Emploi public : les discriminations à l'embauche touchent toujours les candidats issus de l'immigration

L'édition 2022 du rapport annuel sur l'état de la fonction publique, qui vient d'être mise en ligne, met en évidence la persistance dans la fonction publique de discriminations à l'embauche liées à l'origine des candidats.

Le ministère de la Transformation et de la Fonction publiques a publié ce 8 novembre l'édition 2022 du rapport annuel sur l'état de la fonction publique. Un document qui, comme l'habitude en est désormais prise, revient sur les politiques menées dans le champ des ressources humaines du secteur public (dans les faits, essentiellement l'État) au cours de l'année qui s'est écoulée. Ce rapport réunit surtout une somme impressionnante de données sur l'ensemble de la fonction publique, et ce tout autant sur les questions de l'emploi, des mobilités, de la rémunération, de la formation ou encore des conditions de travail.

L'édition 2022 inclut également trois dossiers sur les écarts de rémunération entre les femmes et les hommes fonctionnaires dans la fonction publique de l'État en 2021, la réussite au concours externe des instituts régionaux d'administration (IRA) et, enfin, les discriminations dans l'accès à l'entretien à l'embauche dans la fonction publique. Seul ce dernier concerne la fonction publique territoriale.

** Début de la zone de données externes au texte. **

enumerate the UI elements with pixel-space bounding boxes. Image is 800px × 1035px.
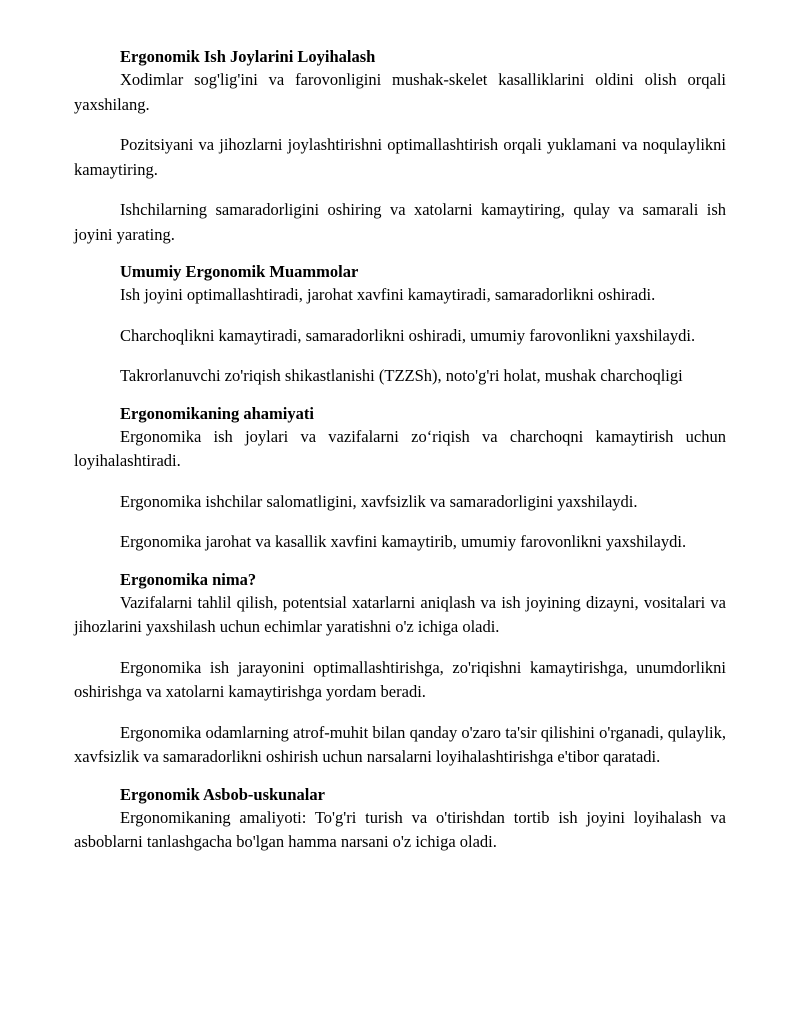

Issus d'une enquête menée notamment par Yannick L'Horty, professeur des universités, ses résultats révèlent que les discriminations à l'embauche liées à l'origine des candidats persistaient en 2021 dans la fonction publique territoriale – comme dans la fonction publique hospitalière et le secteur privé. Avec son équipe, l'expert des questions d'emploi a réalisé une opération de "testing" sur 2.594 offres d'emplois de cadre administratif et d'aide-soignante publiées en Île-de-France – dont 860 qui l'ont été par des employeurs publics – sur la période 2015-2021. Pour chacune de ces offres d'emplois, trois CV fictifs et quasi-similaires ont été envoyés. Les candidats se distinguaient uniquement par leur origine ou par leur lieu de résidence.

"Emplois francs" : un coup de pouce réservé au secteur privé

Le premier portait un nom dont la consonance du prénom et du nom suggère qu’il n’est pas issu de l’immigration et il résidait dans un quartier de réputation neutre. Le second avait, quant à lui, un prénom et un nom à consonance maghrébine et résidait dans un quartier de réputation neutre. Enfin, le troisième candidat portait un prénom et un nom à consonance française et résidait dans un quartier prioritaire de la politique de la ville (QPV).

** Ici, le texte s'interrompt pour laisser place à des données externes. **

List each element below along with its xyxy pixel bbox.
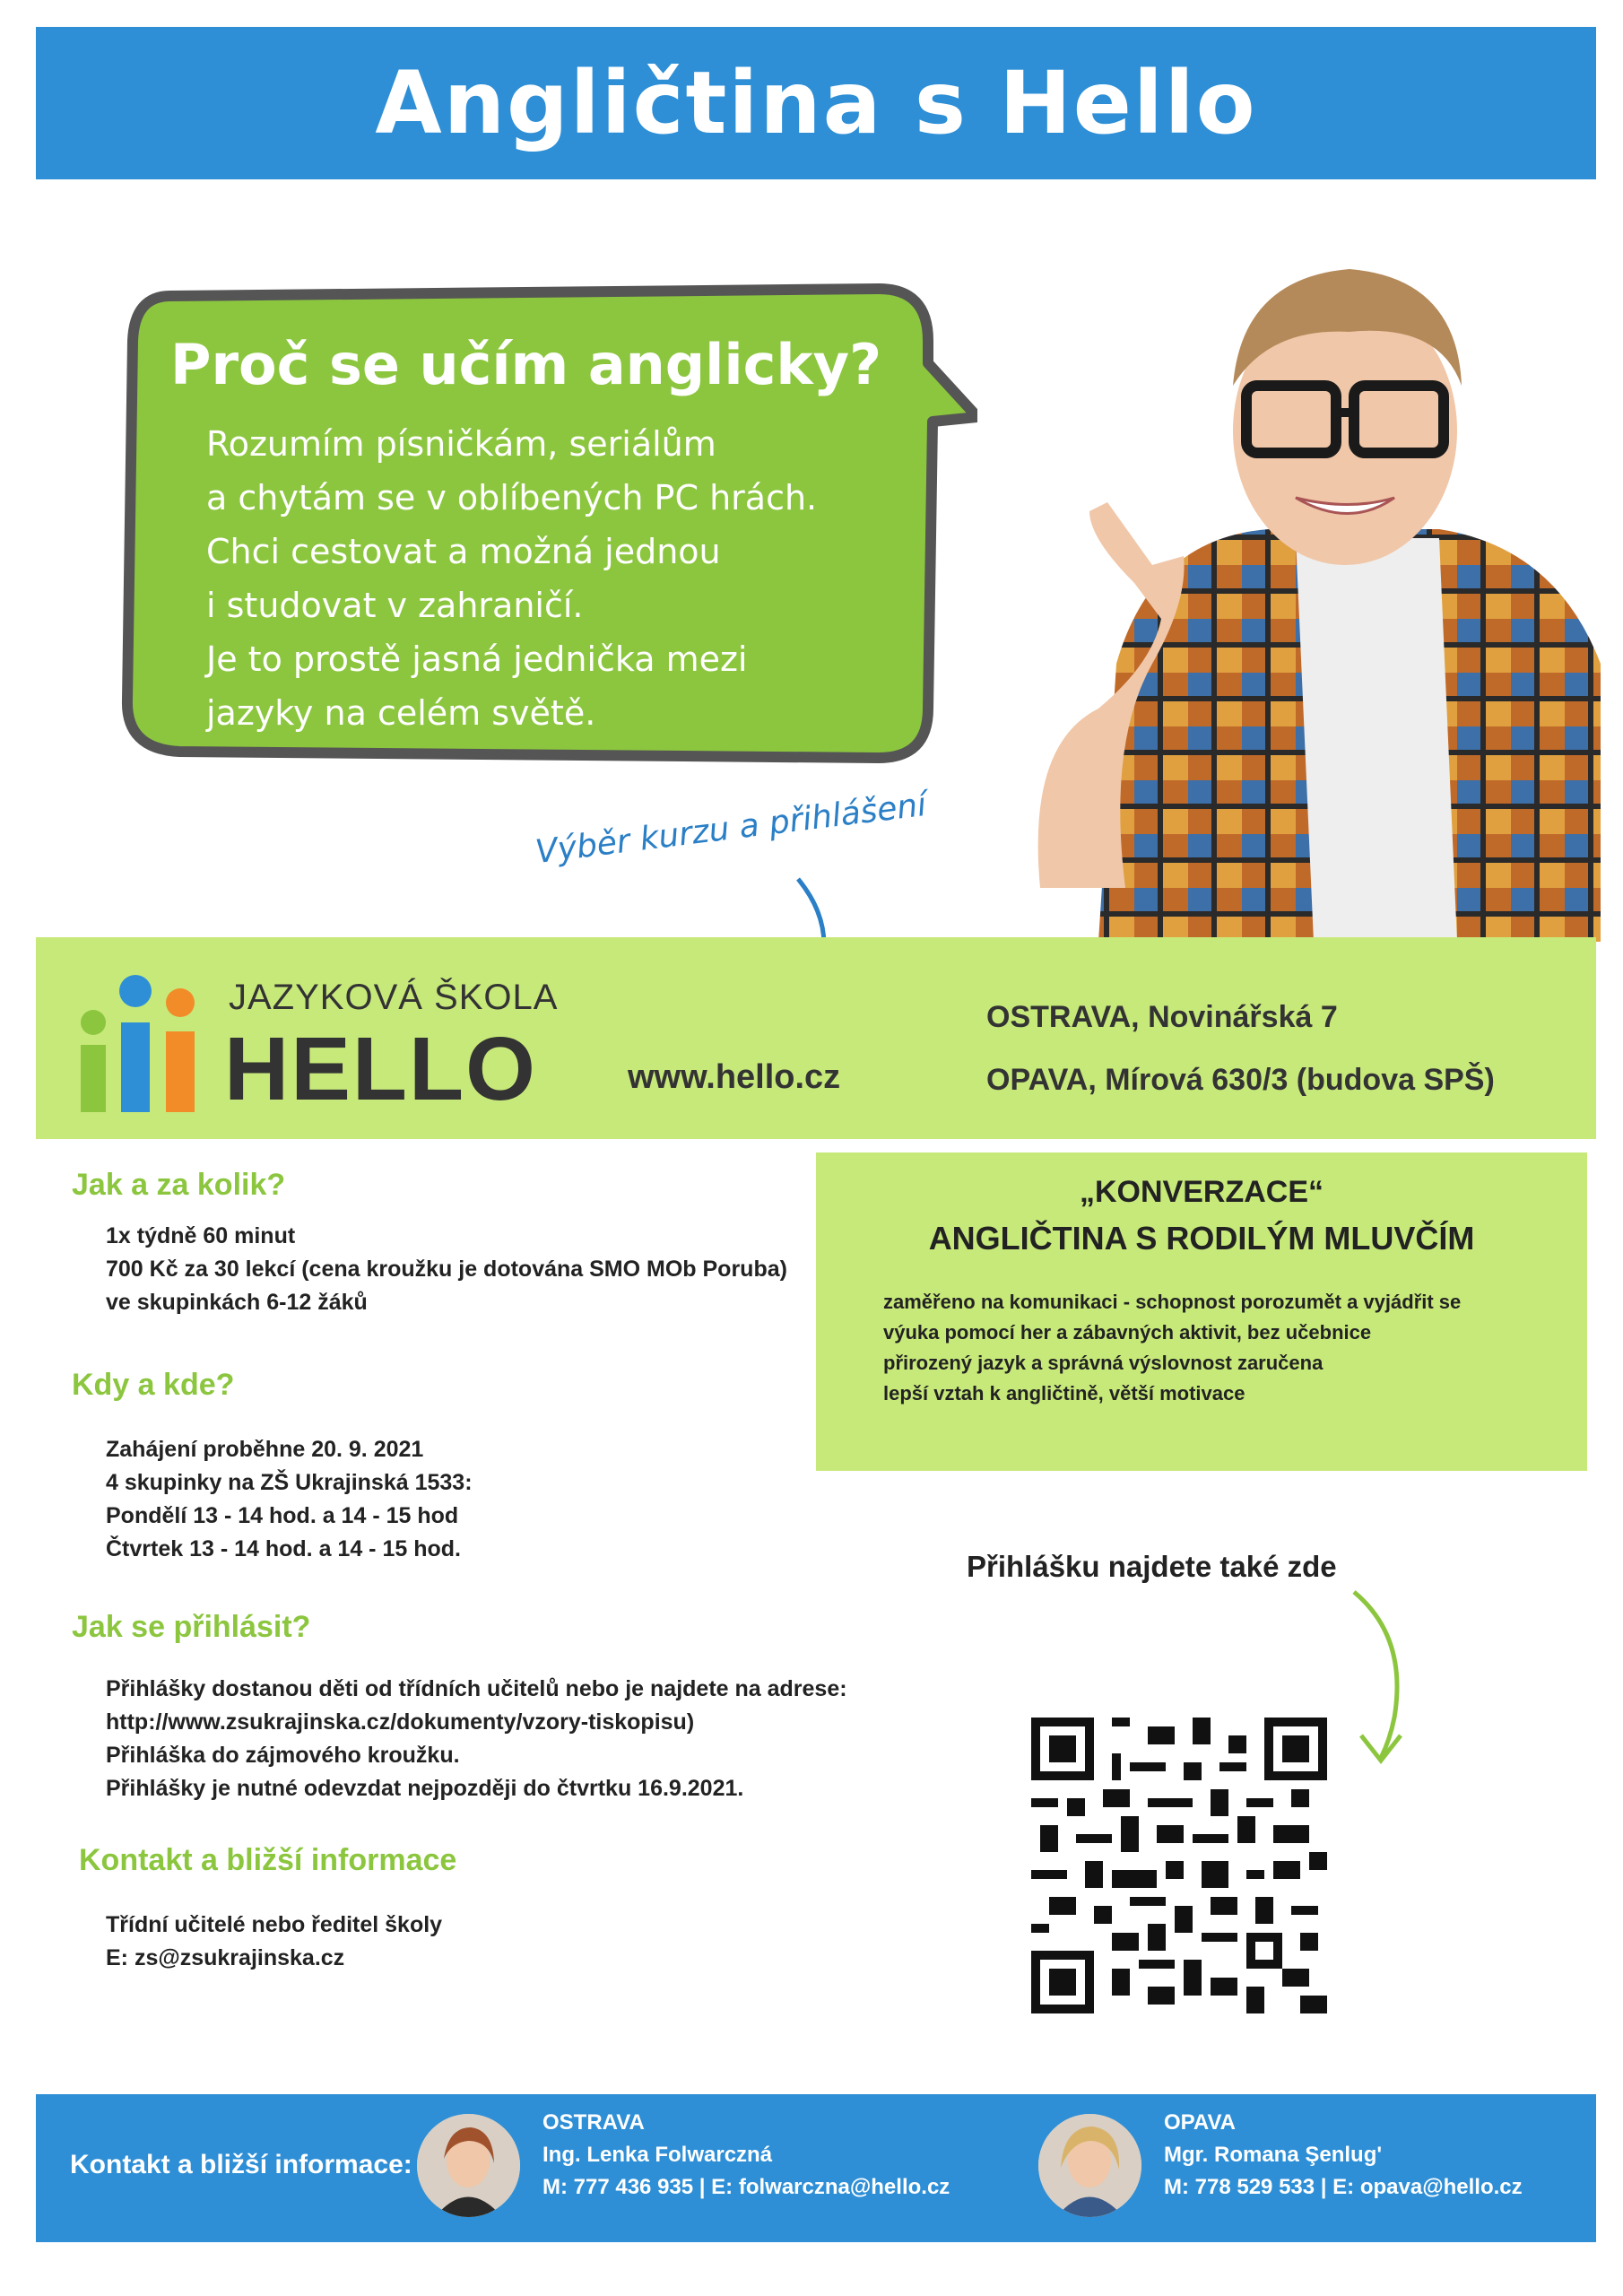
- contact-name: Ing. Lenka Folwarczná: [542, 2143, 773, 2167]
- avatar: [1038, 2114, 1141, 2217]
- page-title: Angličtina s Hello: [375, 53, 1257, 153]
- conversation-box: [816, 1152, 1587, 1471]
- avatar: [417, 2114, 520, 2217]
- text-line: 4 skupinky na ZŠ Ukrajinská 1533:: [106, 1470, 473, 1495]
- list-item: přirozený jazyk a správná výslovnost zaručena: [883, 1352, 1324, 1374]
- logo-name: HELLO: [224, 1019, 537, 1119]
- conversation-list: [883, 1287, 1461, 1409]
- address-ostrava: OSTRAVA, Novinářská 7: [986, 1000, 1338, 1034]
- bubble-line: jazyky na celém světě.: [206, 693, 596, 733]
- logo-figures-icon: [81, 960, 215, 1121]
- text-line: Přihlášky je nutné odevzdat nejpozději do čtvrtku 16.9.2021.: [106, 1776, 744, 1801]
- text-line: Přihlášky dostanou děti od třídních učitelů nebo je najdete na adrese:: [106, 1676, 847, 1701]
- contact-name: Mgr. Romana Şenlug': [1164, 2143, 1383, 2167]
- bubble-line: Je to prostě jasná jednička mezi: [206, 639, 748, 679]
- bubble-text: [206, 417, 924, 740]
- bubble-line: i studovat v zahraničí.: [206, 586, 584, 625]
- conversation-title: „KONVERZACE“: [1079, 1175, 1324, 1209]
- text-line: Pondělí 13 - 14 hod. a 14 - 15 hod: [106, 1503, 459, 1528]
- boy-photo: [973, 242, 1601, 942]
- contact-details[interactable]: M: 778 529 533 | E: opava@hello.cz: [1164, 2175, 1523, 2199]
- speech-bubble: [117, 278, 977, 780]
- footer-contact-bar: [36, 2094, 1596, 2242]
- text-line: 700 Kč za 30 lekcí (cena kroužku je dotována SMO MOb Poruba): [106, 1257, 787, 1282]
- bubble-question: Proč se učím anglicky?: [170, 332, 882, 397]
- bubble-line: Rozumím písničkám, seriálům: [206, 424, 716, 464]
- arrow-down-icon: [1345, 1583, 1417, 1771]
- course-link[interactable]: Výběr kurzu a přihlášení: [534, 786, 929, 871]
- bubble-line: a chytám se v oblíbených PC hrách.: [206, 478, 818, 517]
- conversation-subtitle: ANGLIČTINA S RODILÝM MLUVČÍM: [928, 1220, 1475, 1257]
- contact-ostrava: [542, 2107, 950, 2204]
- section-text-contact: [106, 1909, 442, 1975]
- section-heading-when: Kdy a kde?: [72, 1368, 235, 1402]
- section-heading-price: Jak a za kolik?: [72, 1168, 286, 1202]
- text-line: 1x týdně 60 minut: [106, 1223, 296, 1248]
- list-item: lepší vztah k angličtině, větší motivace: [883, 1382, 1245, 1405]
- list-item: zaměřeno na komunikaci - schopnost porozumět a vyjádřit se: [883, 1291, 1462, 1313]
- qr-label: Přihlášku najdete také zde: [967, 1550, 1337, 1583]
- text-line: ve skupinkách 6-12 žáků: [106, 1290, 368, 1315]
- bubble-line: Chci cestovat a možná jednou: [206, 532, 721, 571]
- section-text-when: [106, 1433, 473, 1566]
- text-line: Zahájení proběhne 20. 9. 2021: [106, 1437, 424, 1462]
- text-line: Přihláška do zájmového kroužku.: [106, 1743, 460, 1768]
- list-item: výuka pomocí her a zábavných aktivit, bez učebnice: [883, 1321, 1372, 1344]
- contact-email-link[interactable]: E: zs@zsukrajinska.cz: [106, 1945, 345, 1970]
- contact-details[interactable]: M: 777 436 935 | E: folwarczna@hello.cz: [542, 2175, 950, 2199]
- text-line: Třídní učitelé nebo ředitel školy: [106, 1912, 443, 1937]
- section-heading-signup: Jak se přihlásit?: [72, 1610, 311, 1644]
- logo-subtitle: JAZYKOVÁ ŠKOLA: [229, 978, 559, 1017]
- section-text-price: [106, 1220, 787, 1319]
- section-heading-contact: Kontakt a bližší informace: [79, 1843, 457, 1877]
- section-text-signup: [106, 1673, 847, 1805]
- address-opava: OPAVA, Mírová 630/3 (budova SPŠ): [986, 1063, 1495, 1097]
- contact-city: OSTRAVA: [542, 2110, 645, 2135]
- header-banner: [36, 27, 1596, 179]
- contact-city: OPAVA: [1164, 2110, 1237, 2135]
- contact-opava: [1164, 2107, 1523, 2204]
- school-logo: [81, 960, 565, 1121]
- text-line: Čtvrtek 13 - 14 hod. a 14 - 15 hod.: [106, 1536, 461, 1561]
- signup-url-link[interactable]: http://www.zsukrajinska.cz/dokumenty/vzory-tiskopisu): [106, 1709, 695, 1735]
- website-link[interactable]: www.hello.cz: [628, 1058, 841, 1096]
- qr-code-icon[interactable]: [1031, 1718, 1327, 2013]
- footer-label: Kontakt a bližší informace:: [70, 2150, 412, 2179]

Les chercheurs concluent à la persistance, en 2021, de discriminations pour "les candidatures avec un prénom et un nom à consonance maghrébine", et ce "dans le public comme dans le privé." Ces candidats "ont moins de chances d’avoir une réponse positive à leur candidature." L'étude montre par ailleurs que, dans la fonction publique, les discriminations dont sont victimes les habitants des QPV sont "moins importantes que celles mesurées selon l’origine."

Une autre conclusion présente un intérêt certain : les candidatures provenant d’un QPV sont désormais mieux accueillies par les employeurs privés que les autres candidatures. Cette évolution favorable est liée à la montée en puissance des emplois francs. Le dispositif octroie une subvention aux employeurs qui recrutent un demandeur d’emploi habitant dans un quartier prioritaire. Or, le même effet n'est pas observé dans le secteur public pour les tests menés en 2019 et 2020. Des discriminations liées à l'adresse continuent à être observées dans le public au titre de ces deux années. Selon les chercheurs, l'explication est évidente : "Les recruteurs publics ne bénéficient pas du dispositif des emplois francs."